On Tuesday night I won the lottery. OK not really, but I was involved in an extremely low probability occurrence.

To briefly describe the event. We were going to see The Vaccines at Wolves Civic Hall, an indie rock band from West London with a fan base that is almost exclusively young. So our mere presence as a very small right hand tail of the audience age distribution was unlikely in itself.

The route, car used and departure time was dependent on a multitude of random decisions, chosen arbitrarily on the night.

How long it took to bribe the cat with extra food, which routes to take to avoid the traffic chaos that is currently Stafford town centre, how many cars to overtake, when safe and legal to do so and how many cars to let out from side roads.

Not my fault.
An hour after a journey that usually takes an hour in total we were still crawling through Stafford when the remnants of hurricane Barney deposited a six foot long tree branch onto the roof of my 2003 mini bought new on the same day England won the Rugby World Cup..

There were no injuries, the car was driveable, but a total write off.

No other car I saw that night was driving around with recent storm damage and none of the drivers appeared particularly adept at dodging unseen projectiles.

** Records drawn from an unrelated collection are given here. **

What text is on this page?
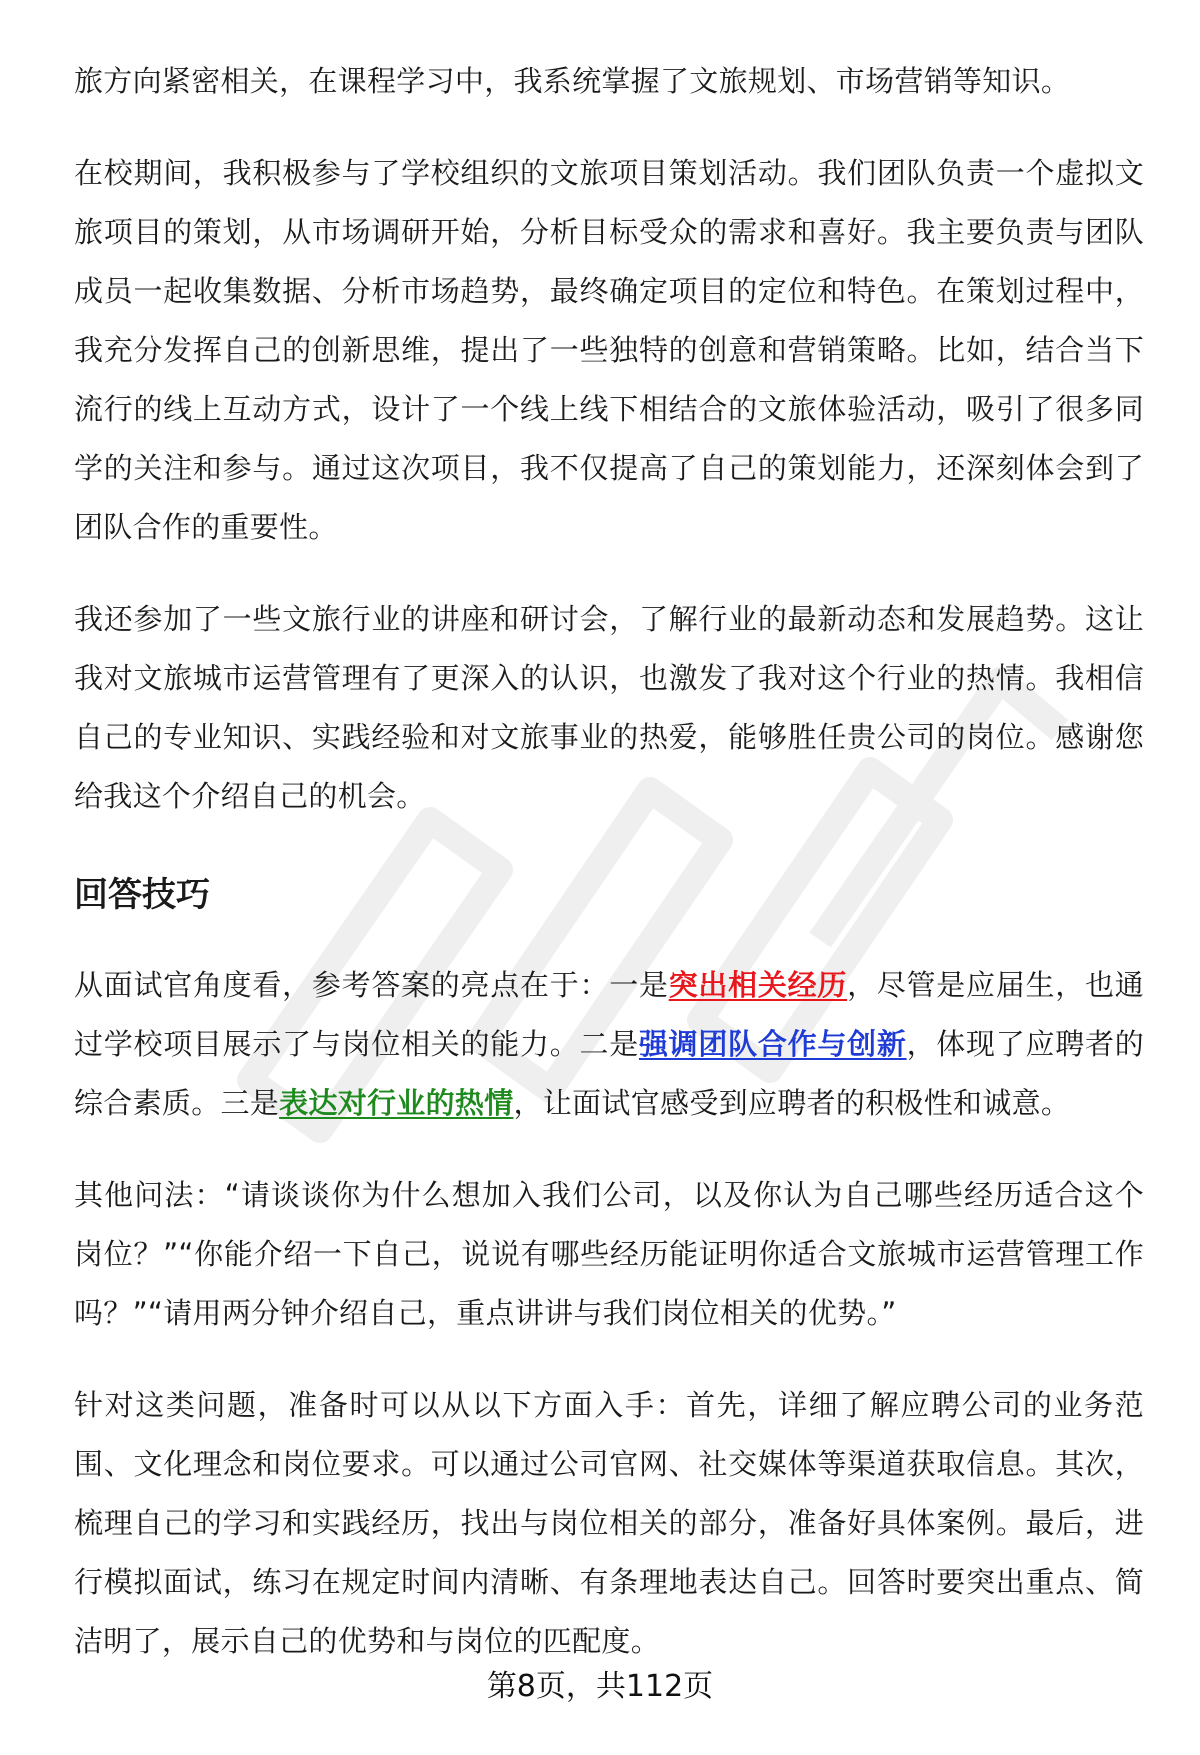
旅方向紧密相关，在课程学习中，我系统掌握了文旅规划、市场营销等知识。

在校期间，我积极参与了学校组织的文旅项目策划活动。我们团队负责一个虚拟文旅项目的策划，从市场调研开始，分析目标受众的需求和喜好。我主要负责与团队成员一起收集数据、分析市场趋势，最终确定项目的定位和特色。在策划过程中，我充分发挥自己的创新思维，提出了一些独特的创意和营销策略。比如，结合当下流行的线上互动方式，设计了一个线上线下相结合的文旅体验活动，吸引了很多同学的关注和参与。通过这次项目，我不仅提高了自己的策划能力，还深刻体会到了团队合作的重要性。

我还参加了一些文旅行业的讲座和研讨会，了解行业的最新动态和发展趋势。这让我对文旅城市运营管理有了更深入的认识，也激发了我对这个行业的热情。我相信自己的专业知识、实践经验和对文旅事业的热爱，能够胜任贵公司的岗位。感谢您给我这个介绍自己的机会。

回答技巧

从面试官角度看，参考答案的亮点在于：一是突出相关经历，尽管是应届生，也通过学校项目展示了与岗位相关的能力。二是强调团队合作与创新，体现了应聘者的综合素质。三是表达对行业的热情，让面试官感受到应聘者的积极性和诚意。

其他问法：“请谈谈你为什么想加入我们公司，以及你认为自己哪些经历适合这个岗位？”“你能介绍一下自己，说说有哪些经历能证明你适合文旅城市运营管理工作吗？”“请用两分钟介绍自己，重点讲讲与我们岗位相关的优势。”

针对这类问题，准备时可以从以下方面入手：首先，详细了解应聘公司的业务范围、文化理念和岗位要求。可以通过公司官网、社交媒体等渠道获取信息。其次，梳理自己的学习和实践经历，找出与岗位相关的部分，准备好具体案例。最后，进行模拟面试，练习在规定时间内清晰、有条理地表达自己。回答时要突出重点、简洁明了，展示自己的优势和与岗位的匹配度。

第8页，共112页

So I concluded that I'd been unlucky in the extreme. (although when you emerge unscathed from such incidents, you're invariably told how lucky you've been).

The chances that I was going to be on the wrong end of a tree branch on Monday prior to the event was very, very tiny.

Improbable, but not impossible and the same was true for everyone else on the road. But so many drivers were around that night across the path of Barney, each with a very small chance of getting written off that the chance that someone was going to suffer that fate was significant.

I was just the "lucky" one.

1 chance in 20 is often taken as the arbitrary measure of when something unseen is thought to be at play, such as talent to avoid flying trees or to score more goals than expected.

But unless there is corroborative evidence to back up the claim that an event is the product of additional skill and luck, it is worth seeing how many players are "on the road" in case you are simply seeing a notable and unlikely event that was almost bound to happen by chance to one of a numerous group of similarly talented individuals.